Responsible AI development
Google’s Responsible Generative AI Toolkit is just one of the tools Google is dedicated to giving academics and developers so they may create and use AI responsibly. Recently, the LLM Comparator was made available to the public, providing developers and researchers with a thorough assessment of language models. As of right now, you may execute comparative assessments using your model and data using the associated Python library, and the app will display the results. Furthermore, Google is working hard to make our text watermarking technique for Gemma models, SynthID, open source.
In order to detect and reduce any biases and hazards, Google is trained Gemma 2 using their strict internal safety procedures, which include screening pre-training data, conducting thorough testing, and evaluating the results against a wide range of metrics. Google release their findings on a wide range of publicly available standards concerning representational hazards and safety.
Tasks completed with Gemma
Innumerable inspirational ideas and over 10 million downloads resulted from their initial Gemma launch. For example, Navarasa employed Gemma to develop a model based on the linguistic diversity of India.

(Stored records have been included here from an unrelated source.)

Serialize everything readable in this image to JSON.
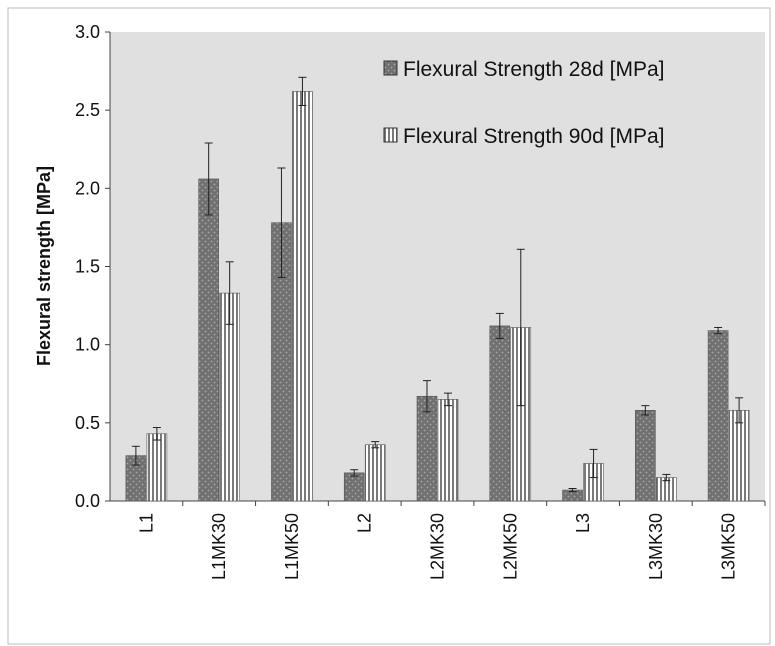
{
  "chart_data": {
    "type": "bar",
    "title": "",
    "xlabel": "",
    "ylabel": "Flexural strength [MPa]",
    "ylim": [
      0,
      3.0
    ],
    "yticks": [
      "0.0",
      "0.5",
      "1.0",
      "1.5",
      "2.0",
      "2.5",
      "3.0"
    ],
    "grid": false,
    "legend_position": "top-right",
    "plot_background": "#e0e0e0",
    "categories": [
      "L1",
      "L1MK30",
      "L1MK50",
      "L2",
      "L2MK30",
      "L2MK50",
      "L3",
      "L3MK30",
      "L3MK50"
    ],
    "series": [
      {
        "name": "Flexural Strength 28d [MPa]",
        "pattern": "dotted",
        "color": "#6e6e6e",
        "values": [
          0.29,
          2.06,
          1.78,
          0.18,
          0.67,
          1.12,
          0.07,
          0.58,
          1.09
        ],
        "errors": [
          0.06,
          0.23,
          0.35,
          0.02,
          0.1,
          0.08,
          0.01,
          0.03,
          0.02
        ]
      },
      {
        "name": "Flexural Strength 90d [MPa]",
        "pattern": "vertical-stripes",
        "color": "#9a9a9a",
        "values": [
          0.43,
          1.33,
          2.62,
          0.36,
          0.65,
          1.11,
          0.24,
          0.15,
          0.58
        ],
        "errors": [
          0.04,
          0.2,
          0.09,
          0.02,
          0.04,
          0.5,
          0.09,
          0.02,
          0.08
        ]
      }
    ]
  }
}
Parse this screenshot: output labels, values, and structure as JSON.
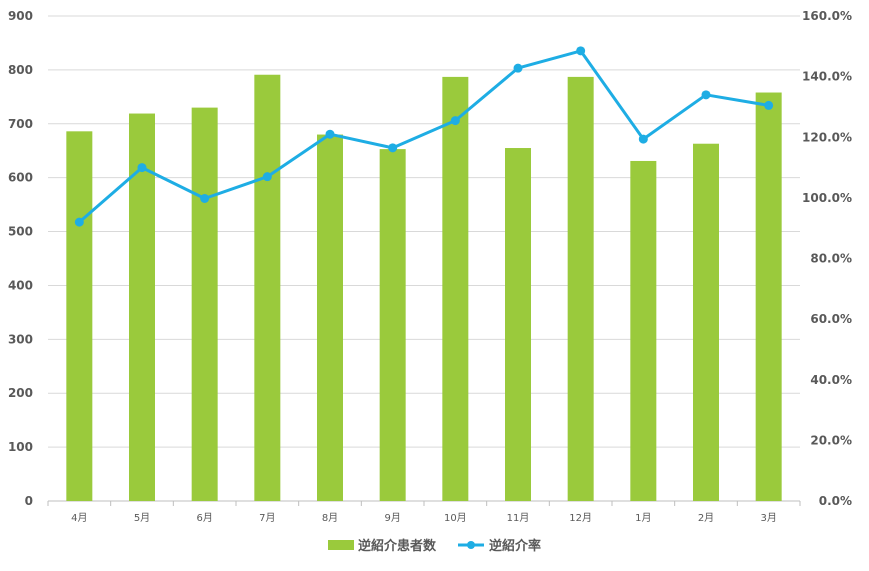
{
  "chart_data": {
    "type": "bar",
    "categories": [
      "4月",
      "5月",
      "6月",
      "7月",
      "8月",
      "9月",
      "10月",
      "11月",
      "12月",
      "1月",
      "2月",
      "3月"
    ],
    "series": [
      {
        "name": "逆紹介患者数",
        "type": "bar",
        "axis": "left",
        "color": "#9ACA3C",
        "values": [
          686,
          719,
          730,
          791,
          680,
          653,
          787,
          655,
          787,
          631,
          663,
          758
        ]
      },
      {
        "name": "逆紹介率",
        "type": "line",
        "axis": "right",
        "color": "#1EADE4",
        "values": [
          92.0,
          110.0,
          99.8,
          107.0,
          121.0,
          116.5,
          125.5,
          142.8,
          148.5,
          119.4,
          134.0,
          130.5
        ]
      }
    ],
    "y_left": {
      "range": [
        0,
        900
      ],
      "ticks": [
        "0",
        "100",
        "200",
        "300",
        "400",
        "500",
        "600",
        "700",
        "800",
        "900"
      ]
    },
    "y_right": {
      "range": [
        0,
        160
      ],
      "ticks": [
        "0.0%",
        "20.0%",
        "40.0%",
        "60.0%",
        "80.0%",
        "100.0%",
        "120.0%",
        "140.0%",
        "160.0%"
      ]
    },
    "grid": true,
    "legend": {
      "position": "bottom",
      "entries": [
        "逆紹介患者数",
        "逆紹介率"
      ]
    }
  }
}
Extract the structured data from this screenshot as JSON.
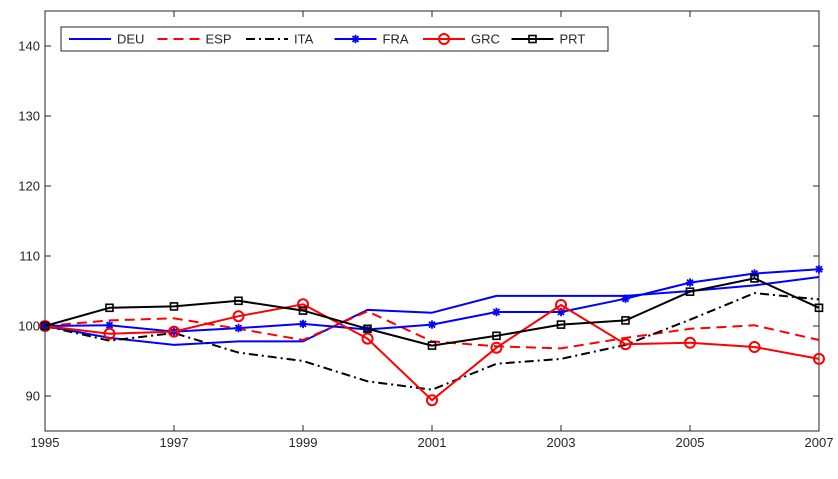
{
  "chart_data": {
    "type": "line",
    "x": [
      1995,
      1996,
      1997,
      1998,
      1999,
      2000,
      2001,
      2002,
      2003,
      2004,
      2005,
      2006,
      2007
    ],
    "xlim": [
      1995,
      2007
    ],
    "ylim": [
      85,
      145
    ],
    "xticks": [
      "1995",
      "1997",
      "1999",
      "2001",
      "2003",
      "2005",
      "2007"
    ],
    "yticks": [
      "90",
      "100",
      "110",
      "120",
      "130",
      "140"
    ],
    "xtick_values": [
      1995,
      1997,
      1999,
      2001,
      2003,
      2005,
      2007
    ],
    "ytick_values": [
      90,
      100,
      110,
      120,
      130,
      140
    ],
    "grid": false,
    "legend_position": "top-left",
    "series": [
      {
        "name": "DEU",
        "color": "#0000ff",
        "dash": "solid",
        "marker": "none",
        "values": [
          100,
          98.3,
          97.3,
          97.8,
          97.8,
          102.3,
          101.9,
          104.3,
          104.3,
          104.3,
          105.0,
          105.8,
          107.0
        ]
      },
      {
        "name": "ESP",
        "color": "#ff0000",
        "dash": "dashed",
        "marker": "none",
        "values": [
          100,
          100.8,
          101.1,
          99.6,
          98.0,
          102.1,
          97.8,
          97.1,
          96.8,
          98.3,
          99.6,
          100.1,
          98.0
        ]
      },
      {
        "name": "ITA",
        "color": "#000000",
        "dash": "dashdot",
        "marker": "none",
        "values": [
          100,
          97.9,
          99.0,
          96.2,
          95.0,
          92.1,
          90.9,
          94.6,
          95.3,
          97.3,
          100.9,
          104.7,
          103.8
        ]
      },
      {
        "name": "FRA",
        "color": "#0000ff",
        "dash": "solid",
        "marker": "asterisk",
        "values": [
          100,
          100.1,
          99.2,
          99.7,
          100.3,
          99.5,
          100.2,
          102.0,
          102.0,
          103.9,
          106.2,
          107.5,
          108.1
        ]
      },
      {
        "name": "GRC",
        "color": "#ff0000",
        "dash": "solid",
        "marker": "circle",
        "values": [
          100,
          98.9,
          99.2,
          101.4,
          103.1,
          98.2,
          89.4,
          96.9,
          103.0,
          97.4,
          97.6,
          97.0,
          95.3
        ]
      },
      {
        "name": "PRT",
        "color": "#000000",
        "dash": "solid",
        "marker": "square",
        "values": [
          100,
          102.6,
          102.8,
          103.6,
          102.2,
          99.6,
          97.2,
          98.6,
          100.2,
          100.8,
          104.9,
          106.8,
          102.6
        ]
      }
    ]
  }
}
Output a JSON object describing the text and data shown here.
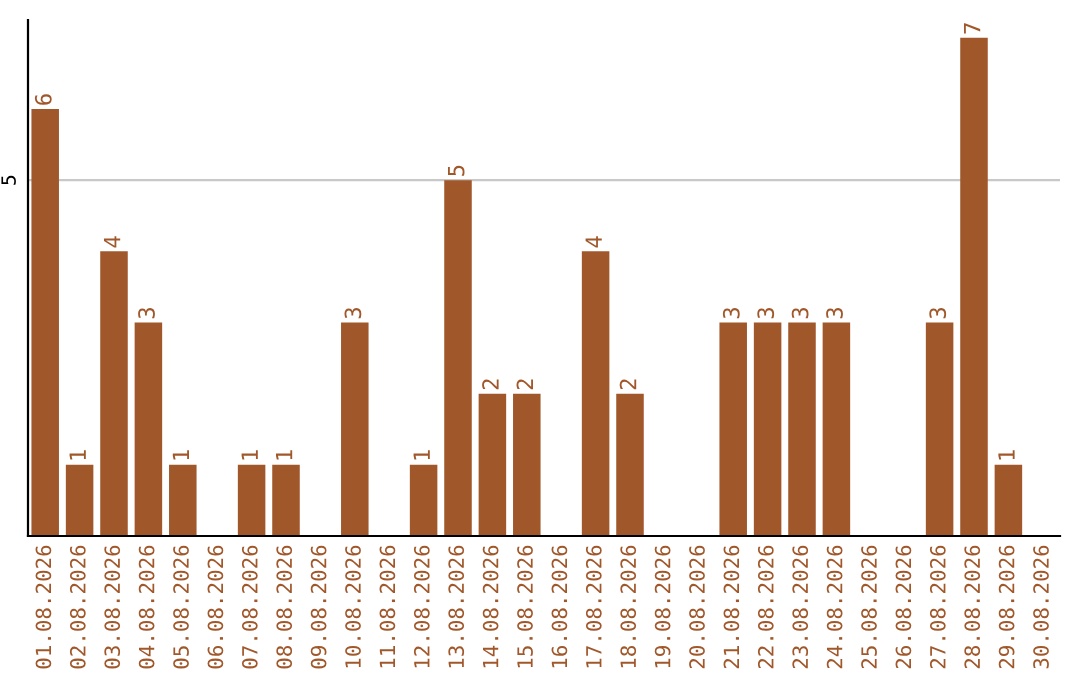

With Gemma 2, developers may now launch even more ambitious projects and unleash the full potential and performance of their AI creations. Google will persist in investigating novel architectures and crafting customised Gemma versions to address an expanded array of AI assignments and difficulties. This includes the 2.6B parameter Gemma 2 model that will be released soon, which is intended to close the gap even further between powerful performance and lightweight accessibility. The technical report contains additional information about this impending release.
Beginning
You may now test out Gemma 2’s full performance capabilities at 27B without any hardware requirements by accessing it through Google AI Studio. The model weights for Gemma 2 can also be downloaded from Hugging Face Models and Kaggle, and Vertex AI Model Garden will be available soon.
In order to facilitate research and development, Gemma 2 can also be obtained for free via Kaggle or a complimentary tier for Colab notebooks. New users of Google Cloud can be qualified for $300 in credit. To expedite their research with Gemma 2, academic researchers can register for the Gemma 2 Academic Research Programme and obtain Google Cloud credits. The deadline for applications is August 9th.